With the explosion in interest to adopt and integrate AI into core strategies, especially with Gen-AI sparking FOMO across different industries, AI services to fill capability and technical gaps will start to feel like any other managed service offerings. Existing AI service providers will evolve capabilities to offer Gen-AI-specific solutions, targeting specific functions and industries or to help organisations develop in-house capabilities. As with AI in general, these engagements will often occur through existing contracts — as companies find ways to maximise partnership value — such as consulting (McKinsey, Deloitte, BCG), system integration (IBM, TCS), managed services for MLOps (Microsoft) and for operators-specifically, through telco services (e.g., contact centre) or integrated cloud solutions.

AI Governance

Unlike traditional AI models, which perform better at one specific task, various general-purpose AI models now do much more. The downside to such versatility is that, for now, generative AI models can sometimes provide less accurate results, placing renewed attention on AI risk management.

AI governance is the final piece of the AI value chain meant to set proper AI guardrails for organisations and executives as they begin experimenting with AI outside of testing environments. Mature AI companies with leading research and deployment experience will attempt to set the tone over the commercial use of AI as governments try to understand and design a compliance framework around this technology together with the private sector, as the US Congress has tried to do with OpenAI’s CEO, Sam Altman.

AI governance is a nuanced topic – with security and compliance, monitoring and maintenance, feedback loop and iteration, as well as AI ethics and bias mitigation all requiring different solutions from both private and public players (e.g., IBM, Intel, Open AI, NIST) to ensure safe deployment and commercial use of AI, especially the generative kind.

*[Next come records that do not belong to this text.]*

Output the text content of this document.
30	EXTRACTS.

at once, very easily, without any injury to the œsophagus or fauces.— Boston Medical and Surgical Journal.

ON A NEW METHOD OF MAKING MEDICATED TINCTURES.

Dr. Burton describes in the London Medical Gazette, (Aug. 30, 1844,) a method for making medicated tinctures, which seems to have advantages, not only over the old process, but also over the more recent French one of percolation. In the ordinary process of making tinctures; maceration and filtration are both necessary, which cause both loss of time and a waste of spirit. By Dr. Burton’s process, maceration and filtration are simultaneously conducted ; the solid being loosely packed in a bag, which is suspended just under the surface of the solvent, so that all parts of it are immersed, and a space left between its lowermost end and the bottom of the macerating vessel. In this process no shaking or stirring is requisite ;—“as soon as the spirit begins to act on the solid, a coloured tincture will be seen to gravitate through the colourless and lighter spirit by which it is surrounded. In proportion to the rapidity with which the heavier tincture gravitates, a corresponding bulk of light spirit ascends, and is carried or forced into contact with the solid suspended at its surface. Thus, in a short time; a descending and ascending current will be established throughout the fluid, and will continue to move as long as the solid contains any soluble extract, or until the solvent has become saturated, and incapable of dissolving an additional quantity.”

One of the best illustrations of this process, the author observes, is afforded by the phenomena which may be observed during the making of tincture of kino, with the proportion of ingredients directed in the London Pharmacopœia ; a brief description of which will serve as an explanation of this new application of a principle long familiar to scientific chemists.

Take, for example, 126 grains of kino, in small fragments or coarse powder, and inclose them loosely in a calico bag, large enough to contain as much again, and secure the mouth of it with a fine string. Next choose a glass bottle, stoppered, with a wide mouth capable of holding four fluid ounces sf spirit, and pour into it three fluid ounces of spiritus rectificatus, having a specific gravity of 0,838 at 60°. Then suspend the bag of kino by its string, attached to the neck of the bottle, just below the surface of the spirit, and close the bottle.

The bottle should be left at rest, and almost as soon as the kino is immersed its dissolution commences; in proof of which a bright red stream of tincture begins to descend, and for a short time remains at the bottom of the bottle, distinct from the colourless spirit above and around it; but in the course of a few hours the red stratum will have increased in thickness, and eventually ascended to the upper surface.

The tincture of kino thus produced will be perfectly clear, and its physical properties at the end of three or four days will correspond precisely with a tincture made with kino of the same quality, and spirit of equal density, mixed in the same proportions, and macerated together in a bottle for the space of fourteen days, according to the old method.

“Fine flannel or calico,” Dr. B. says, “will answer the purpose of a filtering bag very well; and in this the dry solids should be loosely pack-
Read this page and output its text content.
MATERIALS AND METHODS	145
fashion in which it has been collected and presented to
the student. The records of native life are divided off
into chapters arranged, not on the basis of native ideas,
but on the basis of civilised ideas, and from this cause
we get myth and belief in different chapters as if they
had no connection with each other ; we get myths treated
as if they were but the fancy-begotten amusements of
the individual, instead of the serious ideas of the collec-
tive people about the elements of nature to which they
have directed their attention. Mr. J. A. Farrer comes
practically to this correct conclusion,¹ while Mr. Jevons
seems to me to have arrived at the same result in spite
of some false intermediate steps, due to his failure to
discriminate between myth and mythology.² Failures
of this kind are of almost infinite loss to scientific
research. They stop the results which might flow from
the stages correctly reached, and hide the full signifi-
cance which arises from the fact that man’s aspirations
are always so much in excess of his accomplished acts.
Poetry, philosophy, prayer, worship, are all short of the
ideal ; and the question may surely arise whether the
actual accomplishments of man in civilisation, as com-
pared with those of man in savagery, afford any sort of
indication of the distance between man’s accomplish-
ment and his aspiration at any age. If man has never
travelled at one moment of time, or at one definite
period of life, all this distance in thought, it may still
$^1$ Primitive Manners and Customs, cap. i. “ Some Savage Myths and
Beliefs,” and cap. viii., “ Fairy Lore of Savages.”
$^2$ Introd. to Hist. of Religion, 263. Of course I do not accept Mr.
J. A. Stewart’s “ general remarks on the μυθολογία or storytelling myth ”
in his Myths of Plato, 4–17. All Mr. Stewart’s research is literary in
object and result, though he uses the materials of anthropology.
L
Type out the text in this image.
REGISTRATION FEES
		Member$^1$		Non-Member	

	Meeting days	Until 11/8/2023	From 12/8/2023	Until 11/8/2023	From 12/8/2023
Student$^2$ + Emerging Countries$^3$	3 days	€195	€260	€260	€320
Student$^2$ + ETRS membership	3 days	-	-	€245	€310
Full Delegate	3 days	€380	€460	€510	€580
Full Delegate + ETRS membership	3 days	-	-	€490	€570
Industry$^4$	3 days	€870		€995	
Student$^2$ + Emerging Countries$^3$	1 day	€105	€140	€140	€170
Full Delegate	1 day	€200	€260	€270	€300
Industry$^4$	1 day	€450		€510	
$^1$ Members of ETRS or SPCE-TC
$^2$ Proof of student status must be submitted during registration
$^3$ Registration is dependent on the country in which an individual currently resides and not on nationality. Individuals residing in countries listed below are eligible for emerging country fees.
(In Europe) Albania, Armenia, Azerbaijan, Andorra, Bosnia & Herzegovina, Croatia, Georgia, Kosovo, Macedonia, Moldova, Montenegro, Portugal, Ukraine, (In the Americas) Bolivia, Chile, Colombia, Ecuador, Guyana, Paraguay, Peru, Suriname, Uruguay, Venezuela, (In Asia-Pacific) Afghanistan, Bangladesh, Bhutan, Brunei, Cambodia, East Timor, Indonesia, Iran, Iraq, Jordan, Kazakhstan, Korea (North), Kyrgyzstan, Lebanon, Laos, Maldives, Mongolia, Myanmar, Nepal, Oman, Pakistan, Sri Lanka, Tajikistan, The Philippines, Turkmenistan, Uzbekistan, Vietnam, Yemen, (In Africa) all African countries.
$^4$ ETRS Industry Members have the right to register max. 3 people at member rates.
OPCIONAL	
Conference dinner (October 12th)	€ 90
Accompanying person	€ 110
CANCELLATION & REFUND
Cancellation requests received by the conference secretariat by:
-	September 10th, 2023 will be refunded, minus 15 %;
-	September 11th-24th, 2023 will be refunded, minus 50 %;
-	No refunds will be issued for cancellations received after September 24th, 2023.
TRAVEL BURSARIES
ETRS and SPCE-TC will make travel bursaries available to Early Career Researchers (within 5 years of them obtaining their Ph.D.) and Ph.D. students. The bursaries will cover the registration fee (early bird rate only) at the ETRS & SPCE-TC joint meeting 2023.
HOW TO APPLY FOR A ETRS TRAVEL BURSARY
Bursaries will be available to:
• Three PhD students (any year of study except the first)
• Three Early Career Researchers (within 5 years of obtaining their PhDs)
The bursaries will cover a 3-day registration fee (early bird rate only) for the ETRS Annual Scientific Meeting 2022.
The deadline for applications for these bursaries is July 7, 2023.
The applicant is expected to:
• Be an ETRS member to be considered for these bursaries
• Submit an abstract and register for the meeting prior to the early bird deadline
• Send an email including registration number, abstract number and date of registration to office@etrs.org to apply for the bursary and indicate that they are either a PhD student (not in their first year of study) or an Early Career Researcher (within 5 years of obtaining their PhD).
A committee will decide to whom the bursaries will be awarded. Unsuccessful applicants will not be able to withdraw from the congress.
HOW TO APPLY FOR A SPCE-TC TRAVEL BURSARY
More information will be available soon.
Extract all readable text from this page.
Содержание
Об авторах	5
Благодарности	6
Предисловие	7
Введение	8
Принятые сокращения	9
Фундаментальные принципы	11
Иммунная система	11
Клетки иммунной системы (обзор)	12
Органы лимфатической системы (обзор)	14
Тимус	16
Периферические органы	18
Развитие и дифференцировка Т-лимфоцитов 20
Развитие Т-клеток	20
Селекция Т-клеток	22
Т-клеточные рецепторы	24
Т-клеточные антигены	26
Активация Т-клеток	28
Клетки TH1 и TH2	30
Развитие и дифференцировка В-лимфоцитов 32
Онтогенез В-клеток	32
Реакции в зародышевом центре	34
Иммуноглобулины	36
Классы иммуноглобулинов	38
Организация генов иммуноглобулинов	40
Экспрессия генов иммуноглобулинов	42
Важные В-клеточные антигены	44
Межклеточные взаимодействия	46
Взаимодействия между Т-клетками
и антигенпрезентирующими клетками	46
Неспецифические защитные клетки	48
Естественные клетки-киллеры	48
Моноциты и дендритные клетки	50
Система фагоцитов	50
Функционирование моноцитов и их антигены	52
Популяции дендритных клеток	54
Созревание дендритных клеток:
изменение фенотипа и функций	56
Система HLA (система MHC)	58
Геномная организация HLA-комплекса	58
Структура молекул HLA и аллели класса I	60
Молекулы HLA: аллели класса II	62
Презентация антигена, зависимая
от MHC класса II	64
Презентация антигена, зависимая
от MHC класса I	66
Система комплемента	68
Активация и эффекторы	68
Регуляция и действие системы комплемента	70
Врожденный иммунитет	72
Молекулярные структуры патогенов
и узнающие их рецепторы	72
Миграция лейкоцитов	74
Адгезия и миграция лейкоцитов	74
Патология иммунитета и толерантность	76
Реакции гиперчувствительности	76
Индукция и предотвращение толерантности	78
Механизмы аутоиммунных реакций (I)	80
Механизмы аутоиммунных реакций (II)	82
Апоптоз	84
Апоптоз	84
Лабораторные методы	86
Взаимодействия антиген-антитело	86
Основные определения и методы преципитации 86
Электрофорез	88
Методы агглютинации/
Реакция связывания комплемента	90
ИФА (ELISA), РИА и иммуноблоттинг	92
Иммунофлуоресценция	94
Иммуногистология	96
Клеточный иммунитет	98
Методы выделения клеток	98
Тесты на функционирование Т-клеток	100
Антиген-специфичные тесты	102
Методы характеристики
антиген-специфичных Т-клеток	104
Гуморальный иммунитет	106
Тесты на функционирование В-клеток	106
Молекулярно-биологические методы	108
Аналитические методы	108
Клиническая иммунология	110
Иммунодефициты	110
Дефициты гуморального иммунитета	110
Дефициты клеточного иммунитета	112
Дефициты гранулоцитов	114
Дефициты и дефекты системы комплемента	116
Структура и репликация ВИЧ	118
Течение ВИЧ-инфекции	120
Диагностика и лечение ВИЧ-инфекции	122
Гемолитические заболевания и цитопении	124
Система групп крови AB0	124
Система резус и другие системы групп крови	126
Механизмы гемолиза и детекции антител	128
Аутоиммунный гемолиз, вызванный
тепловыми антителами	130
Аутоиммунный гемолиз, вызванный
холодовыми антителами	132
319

Pick your battleground wisely

As the AI value chain continues to evolve with Gen-AI spurring innovations, it is safe to say that telcos should first aim to capture the relatively small but well-within-reach value-generation opportunities from AI-embedded products & services. Explore the existing technology stack and approach network and IT vendors about new capabilities they can offer to start creating some form of differentiation and build a competitive moat.

A close second place is AI applications, which are likely built on fine-tuning foundational models and industry-specific data to attract the most demand. This can easily be achieved through partnerships with ISVs to bring new solutions to the market. Telcos with greater data maturity can also explore product offerings in the model development and training category to better leverage and monetise existing assets with an AI expert partner.

With this breakdown, we hope telcos can carefully access the AI opportunity more clearly. In the weeks ahead, we will further dissect the AI landscape for telco opportunities and share best practices of how global telcos decide where to play in the evolving AI value chain.